The purpose of our cohort study was to quantify olfactory deficits in Coronavirus disease 2019 (COVID-19) patients using Sniffin' Sticks and a pre-post design to evaluate olfactory recovery. Thirty adult patients with laboratory-confirmed mild to moderate forms of COVID-19 underwent a quantitative olfactory test performed with the Sniffin' Sticks test (SST; Burghardt, Wedel, Germany), considering olfactory threshold (T), odor discrimination (D), and odor identification (I). Results were presented as a composite TDI score (range 1-48) that used to define functional anosmia (TDI ≤ 16.5), hyposmia (16.5 < TDI < 30.5), or functionally normal ability to smell (TDI ≥ 30.5). Patients also self-evaluated their olfactory function by rating their ability to smell on a visual analogue scale (Visual Analog Scale rating) and answering a validated Italian questionnaire (Hyposmia Rating Scale). Patients were tested during hospitalization and about 2 months after symptoms onset. During the hospitalization, the overall TDI score indicated that our cohort had impairments in their olfactory ability (10% was diagnosed with anosmia and more than 50% were hyposmic). Almost all patients showed a significant improvement at around 1 month following the first test and for all the parts of the SST except for odor identification. None of the subjects at 1 month was still diagnosed with anosmia. We also quantified the improvement in the TDI score based on initial diagnosis. Anosmic subjects showed a greater improvement than hyposmic and normosmic subjects. In conclusion, within a month time window and 2 months after symptoms' onset, in our cohort of patients we observed a substantial improvement in the olfactory abilities.

Smell dysfunction: a biomarker for COVID-19.

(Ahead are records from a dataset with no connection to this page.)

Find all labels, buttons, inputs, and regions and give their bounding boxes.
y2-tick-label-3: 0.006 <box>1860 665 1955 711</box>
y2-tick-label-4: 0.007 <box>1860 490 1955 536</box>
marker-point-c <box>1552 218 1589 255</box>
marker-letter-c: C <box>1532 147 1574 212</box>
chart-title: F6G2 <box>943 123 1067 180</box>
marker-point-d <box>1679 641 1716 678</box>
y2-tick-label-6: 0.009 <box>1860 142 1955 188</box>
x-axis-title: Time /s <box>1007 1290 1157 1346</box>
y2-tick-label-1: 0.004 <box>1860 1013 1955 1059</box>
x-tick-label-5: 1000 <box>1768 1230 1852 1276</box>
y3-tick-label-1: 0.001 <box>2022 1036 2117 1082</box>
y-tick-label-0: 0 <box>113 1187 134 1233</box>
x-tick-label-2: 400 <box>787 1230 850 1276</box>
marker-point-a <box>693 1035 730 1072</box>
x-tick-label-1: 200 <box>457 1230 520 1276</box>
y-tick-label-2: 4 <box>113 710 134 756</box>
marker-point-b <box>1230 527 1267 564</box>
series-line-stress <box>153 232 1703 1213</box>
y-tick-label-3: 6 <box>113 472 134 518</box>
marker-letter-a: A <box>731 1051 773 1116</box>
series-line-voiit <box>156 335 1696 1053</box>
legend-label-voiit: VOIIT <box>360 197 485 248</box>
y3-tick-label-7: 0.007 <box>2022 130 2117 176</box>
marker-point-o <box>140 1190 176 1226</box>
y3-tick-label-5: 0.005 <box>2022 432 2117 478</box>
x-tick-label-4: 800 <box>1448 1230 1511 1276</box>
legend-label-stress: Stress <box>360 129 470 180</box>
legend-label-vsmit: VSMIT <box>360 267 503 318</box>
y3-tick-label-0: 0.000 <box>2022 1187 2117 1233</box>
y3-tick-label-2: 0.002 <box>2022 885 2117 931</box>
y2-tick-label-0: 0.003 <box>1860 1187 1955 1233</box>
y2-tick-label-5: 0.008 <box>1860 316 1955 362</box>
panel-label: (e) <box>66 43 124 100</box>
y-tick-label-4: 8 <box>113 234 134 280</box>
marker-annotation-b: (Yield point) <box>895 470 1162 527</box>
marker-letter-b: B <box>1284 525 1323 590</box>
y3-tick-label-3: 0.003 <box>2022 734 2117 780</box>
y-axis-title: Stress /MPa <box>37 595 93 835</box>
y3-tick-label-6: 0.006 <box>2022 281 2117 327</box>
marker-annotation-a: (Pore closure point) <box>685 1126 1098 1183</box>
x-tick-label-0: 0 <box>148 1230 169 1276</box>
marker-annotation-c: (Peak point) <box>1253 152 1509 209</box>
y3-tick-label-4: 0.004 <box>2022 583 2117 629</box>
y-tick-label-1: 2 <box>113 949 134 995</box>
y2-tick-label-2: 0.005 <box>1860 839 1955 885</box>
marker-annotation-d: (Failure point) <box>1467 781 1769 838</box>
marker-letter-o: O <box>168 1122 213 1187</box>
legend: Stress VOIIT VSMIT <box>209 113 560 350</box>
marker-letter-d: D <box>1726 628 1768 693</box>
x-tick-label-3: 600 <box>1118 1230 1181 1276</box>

BACKGROUND: Severe acute respiratory syndrome-coronavirus-2 (SARS-CoV-2), the virus that causes coronavirus disease 2019 (COVID-19), is responsible for the largest pandemic since the 1918 influenza A virus subtype H1N1 influenza outbreak. The symptoms presently recognized by the World Health Organization are cough, fever, tiredness, and difficulty breathing. Patient-reported smell and taste loss has been associated with COVID-19 infection, yet no empirical olfactory testing on a cohort of COVID-19 patients has been performed. METHODS: The University of Pennsylvania Smell Identification Test (UPSIT), a well-validated 40-odorant test, was administered to 60 confirmed COVID-19 inpatients and 60 age- and sex-matched controls to assess the magnitude and frequency of their olfactory dysfunction. A mixed effects analysis of variance determined whether meaningful differences in test scores existed between the 2 groups and if the test scores were differentially influenced by sex. RESULTS: Fifty-nine (98%) of the 60 patients exhibited some smell dysfunction (mean [95% CI] UPSIT score: 20.98 [19.47, 22.48]; controls: 34.10 [33.31, 34.88]; p < 0.0001). Thirty-five of the 60 patients (58%) were either anosmic (15/60; 25%) or severely microsmic (20/60; 33%); 16 exhibited moderate microsmia (16/60; 27%), 8 mild microsmia (8/60; 13%), and 1 normosmia (1/60; 2%). Deficits were evident for all 40 UPSIT odorants. No meaningful relationships between the test scores and sex, disease severity, or comorbidities were found. CONCLUSION: Quantitative smell testing demonstrates that decreased smell function, but not always anosmia, is a major marker for SARS-CoV-2 infection and suggests the possibility that smell testing may help, in some cases, to identify COVID-19 patients in need of early treatment or quarantine.